On top of that, Apandi should remember that he faces an uphill battle when it comes to trust. Many people still have questions about the removal of his predecessor.

I say this with great sadness. It is depressing that we have come to a situation where it does not matter if Apandi is the most honest and the most professional Attorney-General in history.

There are people out there who just simply do not trust him. This makes it an uphill battle for him to command respect from all segments of the public.

Going back to his statement on the OSA, even if he said it with the purest of intentions, it is not easy for him to convince everyone that he is behaving professionally. He just simply does not command full public trust yet. As a result, no one even noticed that his desire to ensure Government efficiency is a laudable one.

With all due respect, my suggestion to Apandi is that he should concentrate on earning public trust first. He should avoid making statements that would erode trust because it would not help him in performing his duties. Earning trust must be his top priority.

Apandi should take advice on how to present a progressive image so that he can bring back the credibility of the office that he now holds. Only then would he be able to delve into controversial issues without creating more damage to the institution.

Wan Saiful Wan Jan is chief executive of the Institute for Democracy and Economic Affairs (www.ideas.org.my). The views expressed here are entirely the writer’s own.


4 thoughts on “Heading towards transparency and accountability except MALAYSIA

  1. Quote:- “…it would not help him in performing his duties”


    He had only one duty. He already performed it and is now ready to “retire”

  2. What can you expect from an ass-pandai whose main priority is to ampu bodek???

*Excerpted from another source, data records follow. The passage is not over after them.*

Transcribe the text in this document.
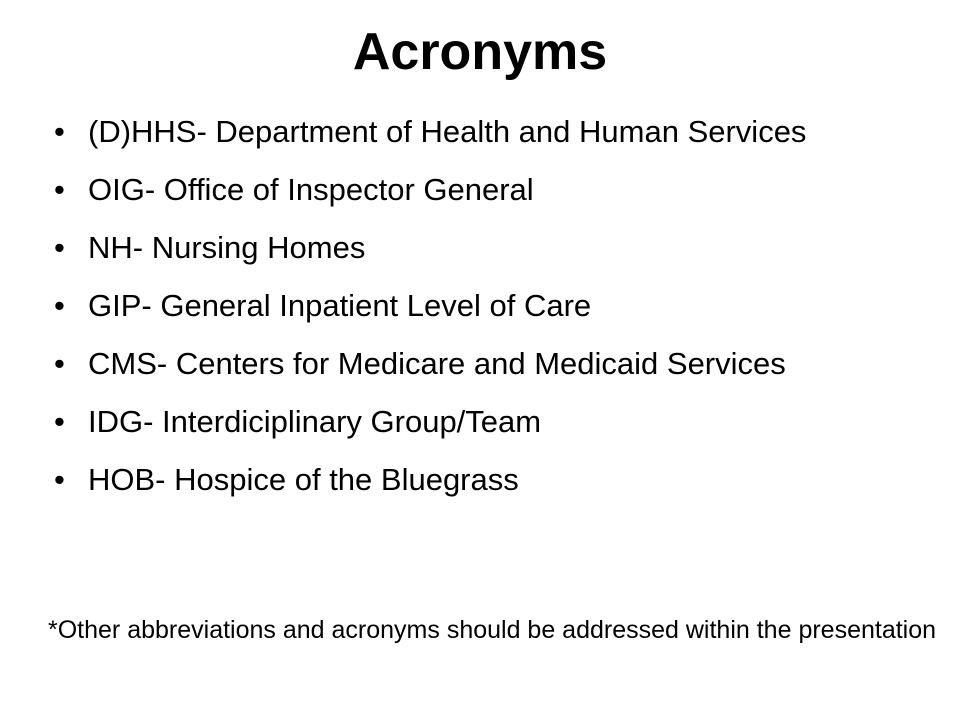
Acronyms
• (D)HHS- Department of Health and Human Services
• OIG- Office of Inspector General
• NH- Nursing Homes
• GIP- General Inpatient Level of Care
• CMS- Centers for Medicare and Medicaid Services
• IDG- Interdiciplinary Group/Team
• HOB- Hospice of the Bluegrass
*Other abbreviations and acronyms should be addressed within the presentation
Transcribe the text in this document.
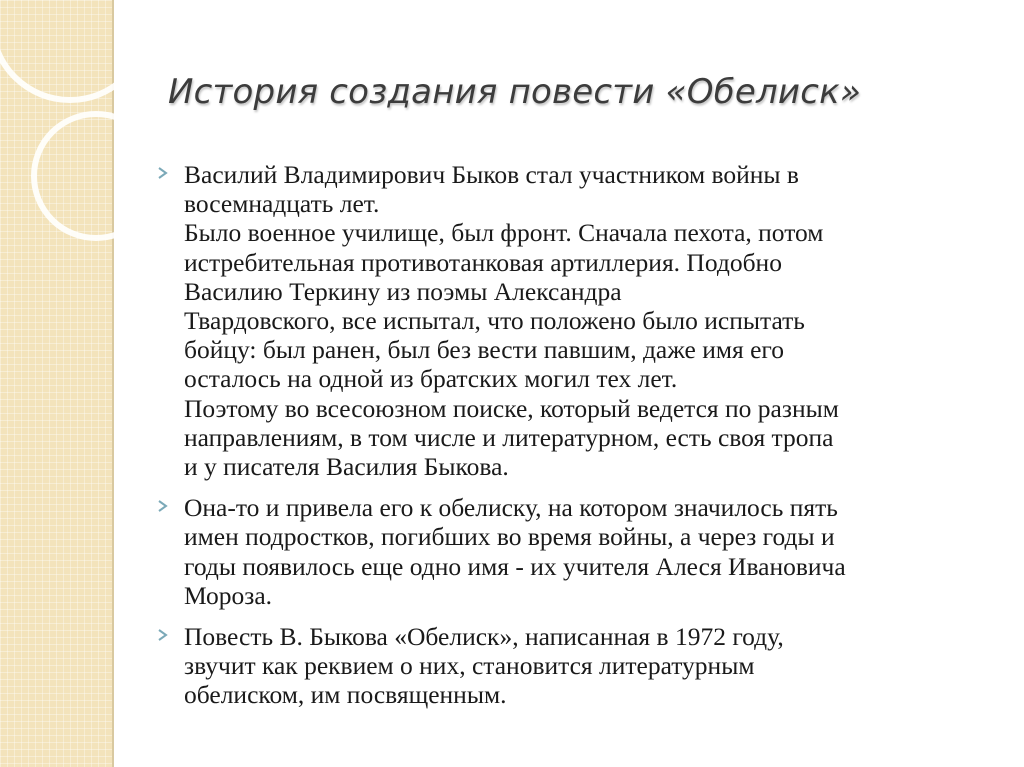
История создания повести «Обелиск»
Василий Владимирович Быков стал участником войны в
восемнадцать лет.
Было военное училище, был фронт. Сначала пехота, потом
истребительная противотанковая артиллерия. Подобно
Василию Теркину из поэмы Александра
Твардовского, все испытал, что положено было испытать
бойцу: был ранен, был без вести павшим, даже имя его
осталось на одной из братских могил тех лет.
Поэтому во всесоюзном поиске, который ведется по разным
направлениям, в том числе и литературном, есть своя тропа
и у писателя Василия Быкова.
Она-то и привела его к обелиску, на котором значилось пять
имен подростков, погибших во время войны, а через годы и
годы появилось еще одно имя - их учителя Алеся Ивановича
Мороза.
Повесть В. Быкова «Обелиск», написанная в 1972 году,
звучит как реквием о них, становится литературным
обелиском, им посвященным.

    What can you expect from someone whose DNA is wired to be an orang suruhan? Wan Saiful is being politically correct in his comments. Otherwise, MCA owned The Star will not carry his article.

    Najib is not interested in good governance. All he has done so far is to take money for himself, Rosmah and his UMNO cronies.–Din Merican

  3. UMNO leadership implicitly says so.what if Najib is corrupt, dictatorial, scandalous? They even ignorantly says Mahathir stole more (may or may not be true) and lost more, even more ruthless. NOT an inkling its besides the point. Najib knows it but if the division leaders are that dumb, why should he not try and fool the masses too? Between vote rigging, buying, and enough ignorant leaders and masses, he could get away with it. After all, he can argue, the alternative ( which need not be true) is that dunce Muhiyiddin or even worst Mahathir’ s son?

    The point is there is not an inkling, the entire system is all messed up, everything seen and have is based on illusion – its a Ponzi scheme. No country can be governed when power is the ultimate ruler. Without public trust, collapse will come eventually. There is nothing to suggest they have an idea how to win it back..

  4. we all like our children to be successful. But that like is not enough. From day one we have to educate the child. drink milk,eat solids then to do it by themself. Then we have ahost of other things that have child needs to learn before going to pre-school and then on to primary school, secondary school, and on to tertiary education. Along the way different people are teaching the child with the parents keeping an eye on the child all the time. If the child makes a wrong turn the parents and teachers must be there to correct the child. Otherwise the child will assume what he or she is doing is right and will do it throughout life.

    Hence our objective to have a successful child in adult life is the objective. Then step by step we as parents and teachers have to do the right thing to help the child achieve that objective. It is no use paying lip service to good upbringing and then do nothing about it.